Wikidata/Wikidata-Toolkit

WbGetEntitiesAction cannot search media-info for titles containing "-"

don-vip opened this issue · 3 comments

This code fails to retrieve the media-info for this file:

@Test
void testGetMediaInfoDocument() throws Exception {
    assertNotNull(WikibaseDataFetcher.getWikimediaCommonsDataFetcher().getEntityDocumentByTitle(
            "commonswiki", 
            "File:IAU_2006_General_Assembly-_Result_of_the_IAU_Resolution_Votes_(iau0603d).jpg"));
}

It's because of this split, line 169:

List<String> titlesList = titles == null ? Collections.emptyList() : Arrays.asList(titles.split("-"));

As the file name contains a dash, the map key does not match the full title.

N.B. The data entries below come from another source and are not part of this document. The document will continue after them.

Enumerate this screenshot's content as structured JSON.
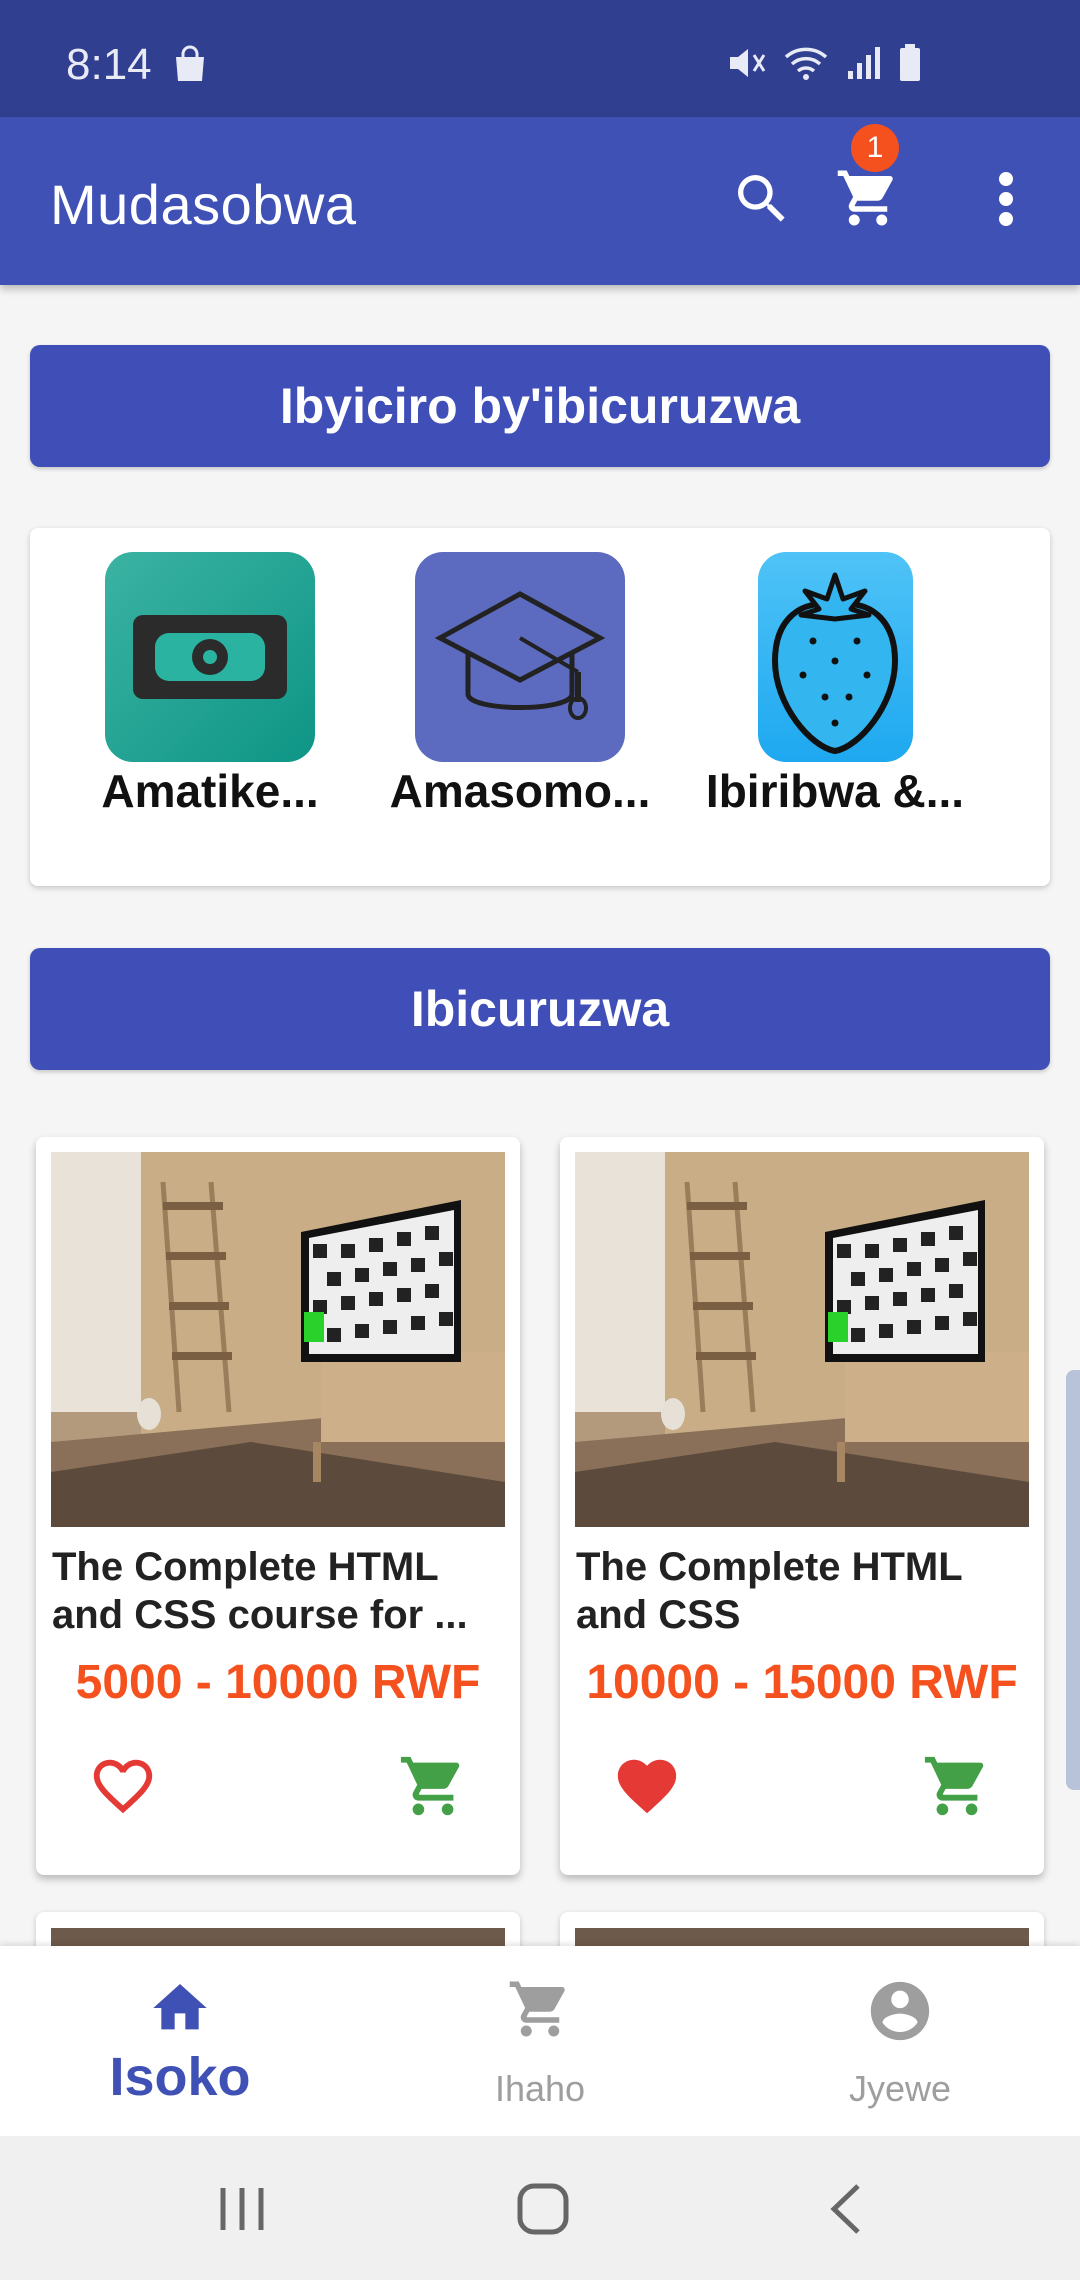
{
  "status_bar": {
    "time": "8:14"
  },
  "app_bar": {
    "title": "Mudasobwa",
    "cart_badge": "1"
  },
  "sections": {
    "categories_title": "Ibyiciro by'ibicuruzwa",
    "products_title": "Ibicuruzwa"
  },
  "categories": [
    {
      "label": "Amatike...",
      "icon": "ticket-icon",
      "color": "#26a69a"
    },
    {
      "label": "Amasomo...",
      "icon": "graduation-cap-icon",
      "color": "#5c6bc0"
    },
    {
      "label": "Ibiribwa &...",
      "icon": "strawberry-icon",
      "color": "#29b6f6"
    }
  ],
  "products": [
    {
      "title": "The Complete HTML and CSS course for ...",
      "price": "5000 - 10000 RWF",
      "favorited": false
    },
    {
      "title": "The Complete HTML and CSS",
      "price": "10000 - 15000 RWF",
      "favorited": true
    }
  ],
  "bottom_nav": {
    "home": "Isoko",
    "cart": "Ihaho",
    "profile": "Jyewe"
  },
  "colors": {
    "primary": "#3f51b5",
    "status_bar": "#303f8f",
    "price": "#f4511e",
    "cart_green": "#43a047",
    "favorite_red": "#e53935"
  }
}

As a workaround I use this hack:

    static MediaInfoDocument getMediaInfoDocument(String filename) throws MediaWikiApiErrorException, IOException {
        // workaround to https://github.com/Wikidata/Wikidata-Toolkit/issues/777
        String title = "File:" + filename;
        if (fetcher.getEntityDocumentsByTitle("commonswiki", title)
                .get(title.split("-")[0]) instanceof MediaInfoDocument doc) {
            return doc;
        } else {
            throw new IllegalStateException("No commons mediaInfo found for filename " + filename);
        }
    }

Thanks @don-vip! What a honor to have a JOSM developer in this modest repository! :)

This titles.split("-") should just be titles.split("|"). Titles cannot contain the | character and this is the one that is used to encode lists of parameters in this API. See https://commons.wikimedia.org/w/api.php?action=help&modules=wbgetentities

Hi @wetneb, thank you! You're welcome, thank you for the quick fix 👍